Would you please give me your permission to ask Keti, a Síthi girl from Sarabal who is in the first year at school, to accept my hand in marriage? Not that I can give it to her yet, of course: she has three years and a season to go, and Orian is taking me on a training expedition right after the Feast of Timoine. I expect that I’ll see you before then, but I’m writing anyway, not the least to put my thoughts in order.

Keti has been at the school since the beginning of the term, but I hadn’t really noticed her until two other foreign girls arrived, first Ebru from the Plains –Reshan sent her– and soon after Khora from Iss-Peran, a very young noble widow sent by Athal and Raisse not only to train her gifts, but also to be protected from the various factions in Albetire that would use her as a playing-piece.

These three have become friends and are making heads turn in town. Khora is by far the most stunning, but not quite my type– I’m leaving her to Aidan, who is truly smitten this time. Keti is not only sweet and clever, but also tall, elegant and exquisitely dark, and she knows how to dress, or perhaps Khora knows how to dress her. We have been dancing to Alyse’s lute-playing to teach the foreign girls our dances; Aidan and I have left poor Jichan without a choice every time. He and the Plains girl can talk about horses but they don’t see anything else in each other. Ebru finds Valdyan men too soft, not sharp enough. And I don’t know what Jichan wants; perhaps not to tie himself down at all yet.

But, well, I think I’m sure of her, as sure as you were of Mother when you were both still learning. I went to Rovan’s shop and bought a silver bracelet –I’m afraid I spent my whole allowance on it– and kept it in my pocket, thinking to give it to her when I leave, but after the dancing lesson today everybody was doing so well that Alyse suggested going to the Unicorn. There I didn’t dance much because I stood under the awning with Keti most of the time, talking about everything and nothing, and I gave her the bracelet right then. To remember me by, I said at first, and she laughed and said she’d remember me anyway, so I said “to know that I’m thinking of you, too”.

The news of Athal will probably have reached Valdis before this letter does, but if not, the short version is that Orian spotted his ship coming in when he was in Sarabal for the coast defence and talked to Raisse, Athal being too seasick to use his gifts.
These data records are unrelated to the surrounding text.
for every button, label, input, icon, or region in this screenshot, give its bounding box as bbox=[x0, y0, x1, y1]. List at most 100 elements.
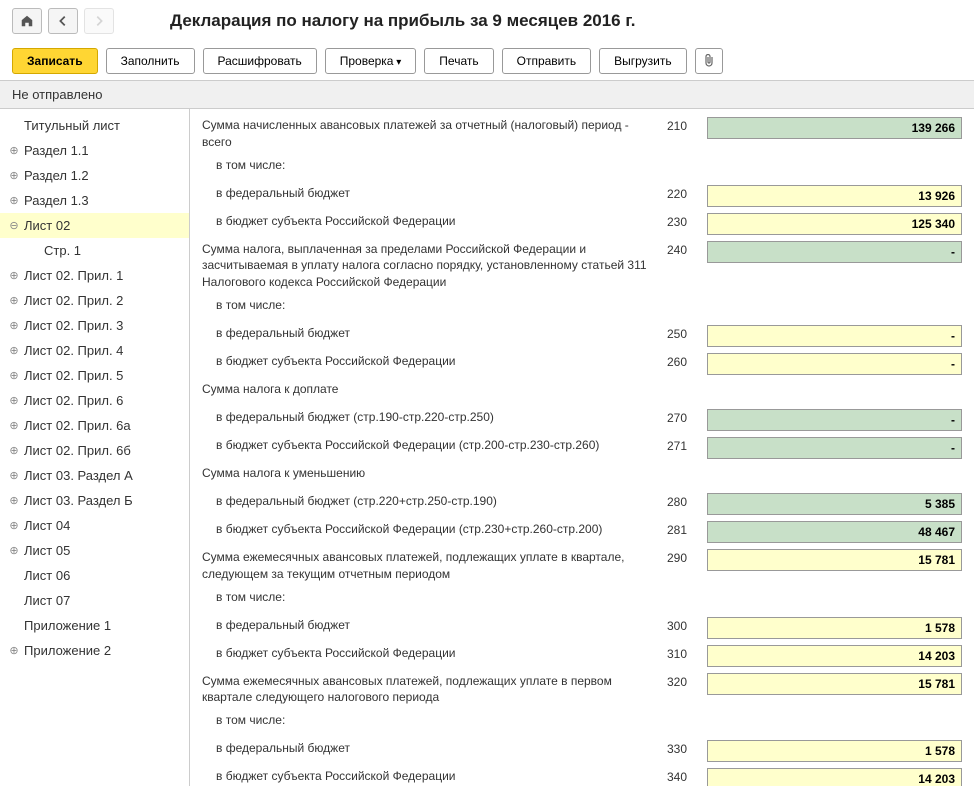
sidebar-item[interactable]: Раздел 1.1 bbox=[0, 138, 189, 163]
row-label: в том числе: bbox=[202, 589, 667, 606]
row-label: Сумма начисленных авансовых платежей за … bbox=[202, 117, 667, 151]
expand-icon[interactable] bbox=[8, 470, 20, 482]
value-field[interactable] bbox=[707, 437, 962, 459]
expand-icon[interactable] bbox=[8, 445, 20, 457]
row-label: в бюджет субъекта Российской Федерации bbox=[202, 645, 667, 662]
sidebar-item[interactable]: Лист 04 bbox=[0, 513, 189, 538]
expand-icon[interactable] bbox=[8, 645, 20, 657]
expand-icon[interactable] bbox=[8, 370, 20, 382]
sidebar-item[interactable]: Лист 05 bbox=[0, 538, 189, 563]
print-button[interactable]: Печать bbox=[424, 48, 493, 74]
sidebar-item[interactable]: Лист 03. Раздел А bbox=[0, 463, 189, 488]
row-label: в федеральный бюджет bbox=[202, 740, 667, 757]
sidebar-item-label: Стр. 1 bbox=[44, 243, 81, 258]
row-code: 280 bbox=[667, 493, 707, 509]
row-label: в бюджет субъекта Российской Федерации bbox=[202, 213, 667, 230]
value-field[interactable] bbox=[707, 241, 962, 263]
expand-icon[interactable] bbox=[8, 295, 20, 307]
check-button[interactable]: Проверка bbox=[325, 48, 417, 74]
back-button[interactable] bbox=[48, 8, 78, 34]
sidebar-item[interactable]: Лист 02. Прил. 6б bbox=[0, 438, 189, 463]
sidebar-item-label: Титульный лист bbox=[24, 118, 120, 133]
row-value-cell bbox=[707, 353, 962, 375]
row-code: 340 bbox=[667, 768, 707, 784]
expand-icon[interactable] bbox=[8, 520, 20, 532]
sidebar-item[interactable]: Лист 02. Прил. 2 bbox=[0, 288, 189, 313]
expand-icon[interactable] bbox=[8, 420, 20, 432]
sidebar-item[interactable]: Лист 02. Прил. 3 bbox=[0, 313, 189, 338]
sidebar-item[interactable]: Лист 02. Прил. 6 bbox=[0, 388, 189, 413]
sidebar-item-label: Лист 02 bbox=[24, 218, 70, 233]
sidebar-item[interactable]: Лист 06 bbox=[0, 563, 189, 588]
value-field[interactable] bbox=[707, 673, 962, 695]
forward-button[interactable] bbox=[84, 8, 114, 34]
value-field[interactable] bbox=[707, 213, 962, 235]
value-field[interactable] bbox=[707, 409, 962, 431]
sidebar-item[interactable]: Раздел 1.3 bbox=[0, 188, 189, 213]
sidebar-item[interactable]: Приложение 2 bbox=[0, 638, 189, 663]
expand-icon[interactable] bbox=[8, 170, 20, 182]
row-code: 230 bbox=[667, 213, 707, 229]
form-row: Сумма налога к уменьшению bbox=[202, 465, 962, 487]
value-field[interactable] bbox=[707, 117, 962, 139]
expand-icon[interactable] bbox=[8, 345, 20, 357]
form-row: в федеральный бюджет250 bbox=[202, 325, 962, 347]
row-code: 220 bbox=[667, 185, 707, 201]
value-field[interactable] bbox=[707, 549, 962, 571]
sidebar-item[interactable]: Стр. 1 bbox=[0, 238, 189, 263]
expand-icon[interactable] bbox=[8, 195, 20, 207]
sidebar-item-label: Раздел 1.3 bbox=[24, 193, 89, 208]
expand-icon[interactable] bbox=[8, 145, 20, 157]
value-field[interactable] bbox=[707, 325, 962, 347]
row-label: в том числе: bbox=[202, 157, 667, 174]
decode-button[interactable]: Расшифровать bbox=[203, 48, 317, 74]
row-value-cell bbox=[707, 409, 962, 431]
form-row: в федеральный бюджет300 bbox=[202, 617, 962, 639]
save-button[interactable]: Записать bbox=[12, 48, 98, 74]
expand-icon[interactable] bbox=[8, 270, 20, 282]
row-label: в бюджет субъекта Российской Федерации (… bbox=[202, 437, 667, 454]
attachment-button[interactable] bbox=[695, 48, 723, 74]
value-field[interactable] bbox=[707, 617, 962, 639]
sidebar-item[interactable]: Лист 02. Прил. 6а bbox=[0, 413, 189, 438]
send-button[interactable]: Отправить bbox=[502, 48, 592, 74]
row-code: 290 bbox=[667, 549, 707, 565]
row-code: 281 bbox=[667, 521, 707, 537]
form-row: в федеральный бюджет (стр.220+стр.250-ст… bbox=[202, 493, 962, 515]
sidebar-item-label: Лист 02. Прил. 4 bbox=[24, 343, 123, 358]
form-row: Сумма ежемесячных авансовых платежей, по… bbox=[202, 549, 962, 583]
sidebar-item[interactable]: Лист 02. Прил. 1 bbox=[0, 263, 189, 288]
sidebar-item[interactable]: Лист 07 bbox=[0, 588, 189, 613]
sidebar-item[interactable]: Приложение 1 bbox=[0, 613, 189, 638]
row-code bbox=[667, 381, 707, 383]
sidebar-item-label: Лист 02. Прил. 6б bbox=[24, 443, 131, 458]
sidebar-item[interactable]: Лист 02. Прил. 4 bbox=[0, 338, 189, 363]
value-field[interactable] bbox=[707, 521, 962, 543]
sidebar-item-label: Приложение 1 bbox=[24, 618, 111, 633]
sidebar-item[interactable]: Титульный лист bbox=[0, 113, 189, 138]
value-field[interactable] bbox=[707, 185, 962, 207]
collapse-icon[interactable] bbox=[8, 220, 20, 232]
value-field[interactable] bbox=[707, 645, 962, 667]
row-code bbox=[667, 712, 707, 714]
value-field[interactable] bbox=[707, 353, 962, 375]
value-field[interactable] bbox=[707, 493, 962, 515]
sidebar-item[interactable]: Лист 03. Раздел Б bbox=[0, 488, 189, 513]
expand-icon[interactable] bbox=[8, 495, 20, 507]
sidebar-item[interactable]: Лист 02 bbox=[0, 213, 189, 238]
sidebar-item[interactable]: Лист 02. Прил. 5 bbox=[0, 363, 189, 388]
row-label: в том числе: bbox=[202, 712, 667, 729]
expand-icon[interactable] bbox=[8, 395, 20, 407]
row-code: 300 bbox=[667, 617, 707, 633]
expand-icon[interactable] bbox=[8, 320, 20, 332]
home-button[interactable] bbox=[12, 8, 42, 34]
value-field[interactable] bbox=[707, 740, 962, 762]
expand-icon[interactable] bbox=[8, 545, 20, 557]
sidebar-item[interactable]: Раздел 1.2 bbox=[0, 163, 189, 188]
row-code: 260 bbox=[667, 353, 707, 369]
row-label: в федеральный бюджет (стр.190-стр.220-ст… bbox=[202, 409, 667, 426]
export-button[interactable]: Выгрузить bbox=[599, 48, 687, 74]
row-value-cell bbox=[707, 521, 962, 543]
value-field[interactable] bbox=[707, 768, 962, 786]
fill-button[interactable]: Заполнить bbox=[106, 48, 195, 74]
They estimated that the Tilis route would be impracticable this time of year and though they’ve had a very smooth and quick voyage they were right, the Rycha is coming into spate early. They’re coming up to Turenay as soon as possible.

They’re bringing a whole displaced village with them, two shiploads of people, from somewhere on the coast of Iss-Peran that’s been ravaged by the Khas. Orian and I will go there to help them settle in the wild lands east of Sarabal– it’s to do with their gods, they are very tied to the land. It’s not very dangerous or difficult, not really runner’s work at all, but a good opportunity to see if Orian and I can work together so he can take me on more taxing assignments.

The advantage of going to Sarabal is that I can take Keti’s letter to her father and introduce myself to him. I don’t think I’ll be bold enough to ask him for her hand yet; I need to know the Síthi custom first. Suppose asking her already entails a bride-price! We did talk about the different marriage customs in our various countries last week at the Apple, but then it wasn’t so close to my skin yet. I can hardly ask Keti now, or, the gods forbid, her father when I get to Sarabal. She has a brother in Aidan and Alyse’s year, but there might be a Síthi custom that says that an elder sibling can stand in for a parent.

Father, I know that you’ll like Keti when you meet her. I took her back to the school and went home to speak to Mother; she wants us to come to dinner tomorrow or the day after in order to meet her too. I’m now sitting up very late writing to you so I can give this to the messenger who is leaving for Valdis early tomorrow.